Other gifts followed. Two years later I met a young man who was not a member of the Church. I took him to church with me, and after he made his own baptismal covenants, we were married. Later Heavenly Father blessed my husband and me with three children, who were sealed to us for time and all eternity in the Buenos Aires Argentina Temple.

When I was young, everyone called me "the poor little orphan girl." When I recall this memory today, I feel grateful because I have the blessing of knowing that I have a Father, who has always loved me. I have also tasted of the Savior's infinite love. He restored His Church through the Prophet Joseph Smith, who was chosen in the premortal world and labored diligently to translate the Book of Mormon. I know that it contains the fulness of the gospel.

I received my first and best Christmas gift at age 15 and have enjoyed the Lord's tender mercies ever since. I still feel gratitude in my heart for that gift and strive to keep my gaze fixed on the next life, where I hope to thank the Father and the Son and live forever with my beloved family.

An Unexpected Lesson

By Erin Wilson

Erin Wilson, "An Unexpected Lesson," Ensign, Dec. 2008, 63

After making a career move to New York City, I was out shopping one December evening for items for my new apartment. A storm had recently hit the city, and knee-deep snow lined the streets. I was bundled up in a warm down coat as I made my way to the train with a bustling crowd of holiday shoppers.

I waited impatiently for the train to arrive, thinking about my shopping list. When the train finally arrived, I stepped onto the car, scanning the seats for a place to sit. The nearest seat was directly across from an old homeless man. He had no warm coat or heavy clothing. He just had some plastic bags filled with trinkets.

I did not want to sit near his offensive odor, and his rugged appearance made me wonder if he was dangerous.
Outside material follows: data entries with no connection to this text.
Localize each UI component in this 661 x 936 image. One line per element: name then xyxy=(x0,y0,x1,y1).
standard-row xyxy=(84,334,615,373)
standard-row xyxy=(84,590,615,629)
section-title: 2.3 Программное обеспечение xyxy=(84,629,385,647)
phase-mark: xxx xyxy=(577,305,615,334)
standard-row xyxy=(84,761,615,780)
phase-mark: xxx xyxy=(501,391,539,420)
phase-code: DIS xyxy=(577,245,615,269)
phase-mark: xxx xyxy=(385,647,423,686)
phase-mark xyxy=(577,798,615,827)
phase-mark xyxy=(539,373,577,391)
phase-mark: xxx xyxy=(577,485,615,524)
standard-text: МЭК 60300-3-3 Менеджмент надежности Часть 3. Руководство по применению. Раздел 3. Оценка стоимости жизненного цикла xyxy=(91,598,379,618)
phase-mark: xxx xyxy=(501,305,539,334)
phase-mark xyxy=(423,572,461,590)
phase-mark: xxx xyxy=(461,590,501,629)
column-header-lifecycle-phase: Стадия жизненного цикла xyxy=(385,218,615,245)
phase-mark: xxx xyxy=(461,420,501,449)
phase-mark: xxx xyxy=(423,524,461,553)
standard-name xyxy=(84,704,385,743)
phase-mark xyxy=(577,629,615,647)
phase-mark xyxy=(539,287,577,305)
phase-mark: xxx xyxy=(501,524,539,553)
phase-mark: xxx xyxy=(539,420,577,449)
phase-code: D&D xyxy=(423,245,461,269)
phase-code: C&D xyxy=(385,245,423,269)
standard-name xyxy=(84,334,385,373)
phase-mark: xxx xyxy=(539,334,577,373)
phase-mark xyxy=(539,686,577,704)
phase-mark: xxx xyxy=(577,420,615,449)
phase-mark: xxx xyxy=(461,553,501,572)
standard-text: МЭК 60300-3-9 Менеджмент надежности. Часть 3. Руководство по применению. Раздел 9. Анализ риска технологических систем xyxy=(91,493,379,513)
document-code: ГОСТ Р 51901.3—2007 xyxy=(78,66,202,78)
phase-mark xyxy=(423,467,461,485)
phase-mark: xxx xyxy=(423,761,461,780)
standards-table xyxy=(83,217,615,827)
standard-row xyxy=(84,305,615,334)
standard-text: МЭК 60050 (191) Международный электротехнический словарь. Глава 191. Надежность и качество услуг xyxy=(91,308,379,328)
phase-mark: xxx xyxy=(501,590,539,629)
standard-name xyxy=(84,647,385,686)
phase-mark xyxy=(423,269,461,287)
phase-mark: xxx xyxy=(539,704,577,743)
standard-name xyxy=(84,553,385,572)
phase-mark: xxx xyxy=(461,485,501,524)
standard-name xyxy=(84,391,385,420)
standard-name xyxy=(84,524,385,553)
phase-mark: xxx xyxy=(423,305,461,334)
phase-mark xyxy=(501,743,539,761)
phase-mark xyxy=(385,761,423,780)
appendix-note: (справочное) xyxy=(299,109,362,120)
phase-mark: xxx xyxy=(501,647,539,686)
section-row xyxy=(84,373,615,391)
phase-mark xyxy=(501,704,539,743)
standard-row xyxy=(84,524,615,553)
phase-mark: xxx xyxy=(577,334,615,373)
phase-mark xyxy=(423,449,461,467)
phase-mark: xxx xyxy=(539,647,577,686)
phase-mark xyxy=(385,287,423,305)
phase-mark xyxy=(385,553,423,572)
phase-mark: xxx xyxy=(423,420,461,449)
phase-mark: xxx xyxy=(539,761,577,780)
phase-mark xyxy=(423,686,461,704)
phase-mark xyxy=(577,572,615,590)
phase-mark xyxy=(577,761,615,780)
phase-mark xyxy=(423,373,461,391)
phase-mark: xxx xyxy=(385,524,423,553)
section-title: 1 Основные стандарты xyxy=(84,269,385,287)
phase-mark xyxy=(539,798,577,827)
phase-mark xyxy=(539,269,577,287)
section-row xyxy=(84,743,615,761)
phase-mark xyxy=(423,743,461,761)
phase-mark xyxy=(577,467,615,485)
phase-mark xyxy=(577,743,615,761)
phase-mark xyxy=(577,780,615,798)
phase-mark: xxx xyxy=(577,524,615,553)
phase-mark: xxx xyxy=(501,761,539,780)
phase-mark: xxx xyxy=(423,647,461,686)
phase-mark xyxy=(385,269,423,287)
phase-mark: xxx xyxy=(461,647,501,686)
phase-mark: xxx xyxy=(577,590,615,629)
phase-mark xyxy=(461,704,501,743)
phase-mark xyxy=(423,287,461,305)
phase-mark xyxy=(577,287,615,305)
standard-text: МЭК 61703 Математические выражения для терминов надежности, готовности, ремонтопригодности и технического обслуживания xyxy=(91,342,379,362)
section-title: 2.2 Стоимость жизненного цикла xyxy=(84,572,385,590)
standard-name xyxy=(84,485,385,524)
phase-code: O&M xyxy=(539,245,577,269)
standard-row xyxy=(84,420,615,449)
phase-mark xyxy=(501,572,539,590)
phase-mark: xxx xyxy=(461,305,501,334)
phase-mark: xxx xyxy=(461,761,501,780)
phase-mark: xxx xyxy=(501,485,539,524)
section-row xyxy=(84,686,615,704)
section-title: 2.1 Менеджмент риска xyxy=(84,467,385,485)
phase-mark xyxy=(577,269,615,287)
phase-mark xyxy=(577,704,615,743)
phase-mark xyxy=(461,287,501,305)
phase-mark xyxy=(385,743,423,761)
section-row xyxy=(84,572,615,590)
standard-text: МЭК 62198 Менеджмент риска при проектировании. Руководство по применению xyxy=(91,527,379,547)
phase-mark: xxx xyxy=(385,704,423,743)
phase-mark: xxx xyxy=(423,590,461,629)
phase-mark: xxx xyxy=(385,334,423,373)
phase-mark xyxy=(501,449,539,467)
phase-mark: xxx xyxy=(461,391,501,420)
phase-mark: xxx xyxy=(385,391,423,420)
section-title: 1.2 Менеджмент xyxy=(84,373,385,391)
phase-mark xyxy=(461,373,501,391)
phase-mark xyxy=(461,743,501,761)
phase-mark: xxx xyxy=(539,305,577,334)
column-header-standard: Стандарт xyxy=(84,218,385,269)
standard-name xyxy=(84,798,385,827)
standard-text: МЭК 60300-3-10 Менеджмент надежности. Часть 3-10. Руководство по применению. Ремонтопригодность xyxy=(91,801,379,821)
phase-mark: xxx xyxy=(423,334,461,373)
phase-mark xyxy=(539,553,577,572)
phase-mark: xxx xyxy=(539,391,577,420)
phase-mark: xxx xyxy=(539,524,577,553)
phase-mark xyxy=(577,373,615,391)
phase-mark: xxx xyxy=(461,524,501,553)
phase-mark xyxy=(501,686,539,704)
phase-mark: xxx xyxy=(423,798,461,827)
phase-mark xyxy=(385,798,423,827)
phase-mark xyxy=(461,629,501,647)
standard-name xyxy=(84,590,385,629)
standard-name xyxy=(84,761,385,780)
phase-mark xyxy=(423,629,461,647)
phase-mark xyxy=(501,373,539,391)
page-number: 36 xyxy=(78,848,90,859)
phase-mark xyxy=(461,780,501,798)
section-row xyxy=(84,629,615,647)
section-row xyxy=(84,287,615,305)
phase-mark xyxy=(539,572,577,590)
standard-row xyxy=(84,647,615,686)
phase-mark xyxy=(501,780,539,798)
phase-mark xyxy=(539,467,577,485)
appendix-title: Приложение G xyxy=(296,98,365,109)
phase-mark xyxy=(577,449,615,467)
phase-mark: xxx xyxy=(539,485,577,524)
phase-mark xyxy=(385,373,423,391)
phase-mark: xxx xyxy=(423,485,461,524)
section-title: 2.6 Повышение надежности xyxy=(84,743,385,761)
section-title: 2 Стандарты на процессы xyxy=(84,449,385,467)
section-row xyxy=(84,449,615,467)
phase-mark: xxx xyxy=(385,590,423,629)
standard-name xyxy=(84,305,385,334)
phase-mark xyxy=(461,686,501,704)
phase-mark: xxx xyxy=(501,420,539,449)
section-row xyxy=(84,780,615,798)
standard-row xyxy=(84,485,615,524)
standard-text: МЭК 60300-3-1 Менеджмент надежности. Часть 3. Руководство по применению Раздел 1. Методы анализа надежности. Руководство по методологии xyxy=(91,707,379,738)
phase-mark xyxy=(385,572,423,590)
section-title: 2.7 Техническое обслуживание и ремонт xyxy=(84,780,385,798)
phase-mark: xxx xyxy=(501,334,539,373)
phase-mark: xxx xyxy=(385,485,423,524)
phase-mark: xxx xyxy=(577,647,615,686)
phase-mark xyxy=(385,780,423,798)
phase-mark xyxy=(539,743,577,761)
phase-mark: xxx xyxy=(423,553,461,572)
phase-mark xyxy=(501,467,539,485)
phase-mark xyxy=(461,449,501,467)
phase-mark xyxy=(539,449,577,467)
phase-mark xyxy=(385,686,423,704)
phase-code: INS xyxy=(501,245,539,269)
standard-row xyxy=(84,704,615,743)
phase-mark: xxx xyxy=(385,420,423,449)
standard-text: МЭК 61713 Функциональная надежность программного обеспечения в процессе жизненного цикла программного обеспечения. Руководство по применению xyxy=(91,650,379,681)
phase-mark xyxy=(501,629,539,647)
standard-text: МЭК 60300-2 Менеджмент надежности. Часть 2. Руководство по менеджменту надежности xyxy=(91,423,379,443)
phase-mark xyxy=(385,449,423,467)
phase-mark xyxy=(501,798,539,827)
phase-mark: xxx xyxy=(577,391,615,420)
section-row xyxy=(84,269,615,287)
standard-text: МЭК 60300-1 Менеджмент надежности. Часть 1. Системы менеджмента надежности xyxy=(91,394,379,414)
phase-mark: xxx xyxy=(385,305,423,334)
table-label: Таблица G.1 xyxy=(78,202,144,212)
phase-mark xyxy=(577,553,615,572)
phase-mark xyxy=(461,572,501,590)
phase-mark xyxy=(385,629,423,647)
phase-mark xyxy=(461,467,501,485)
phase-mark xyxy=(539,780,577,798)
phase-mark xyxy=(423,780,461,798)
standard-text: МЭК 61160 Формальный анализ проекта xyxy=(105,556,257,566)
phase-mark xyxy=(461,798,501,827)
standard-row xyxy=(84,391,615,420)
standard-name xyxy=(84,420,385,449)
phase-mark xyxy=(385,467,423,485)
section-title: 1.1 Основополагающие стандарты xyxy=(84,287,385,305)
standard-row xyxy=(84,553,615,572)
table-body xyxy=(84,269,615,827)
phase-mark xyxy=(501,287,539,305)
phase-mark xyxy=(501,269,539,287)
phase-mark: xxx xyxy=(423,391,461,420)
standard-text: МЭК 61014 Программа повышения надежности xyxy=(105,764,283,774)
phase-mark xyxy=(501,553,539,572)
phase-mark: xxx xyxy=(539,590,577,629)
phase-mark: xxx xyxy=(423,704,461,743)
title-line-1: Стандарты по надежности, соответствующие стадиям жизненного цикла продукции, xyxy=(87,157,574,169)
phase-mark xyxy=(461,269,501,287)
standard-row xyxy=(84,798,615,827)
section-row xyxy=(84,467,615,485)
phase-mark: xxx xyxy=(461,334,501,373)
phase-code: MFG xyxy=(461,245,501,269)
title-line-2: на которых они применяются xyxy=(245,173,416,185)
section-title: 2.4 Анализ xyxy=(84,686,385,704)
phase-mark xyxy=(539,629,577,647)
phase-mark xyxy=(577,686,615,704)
Mostly, I did not want to be hit up for cash. I abruptly walked to the other end of the car and took a seat. All the other passengers also filed to the end of the car, leaving the man alone.

Soon a young man boarded the train and settled down in the seat directly in front of the homeless man. Without hesitation, the young man extended a welcoming smile, a handshake, and a jolly hello. The man's face brightened, and they began a pleasant conversation. They talked for the next 15 minutes, enjoying each other's company.

As I watched, I was reminded of the true spirit of the Christmas season. While deeply engaged in conversation, the young man stood up and removed his vest, shirt, and a second long-sleeve shirt he was wearing underneath. Standing in his undershirt, he then handed the long-sleeve shirt to the homeless man. The old man accepted it graciously, and the two continued their conversation. I stepped off the train at the next stop, touched by the young man's kindness. I felt guilty for my selfishness, but I had a desire to be a better person.

The King of kings came into the world in the most humble of circumstances, in a lowly stable. The world was given a precious, saving gift-the Son of God. I am grateful for the gift of the Savior in my life and for the reminder of His infinite love and compassion for God's children. That Christmas season, I felt a renewed desire to be kinder, more selfless, and more like my Savior, Jesus Christ.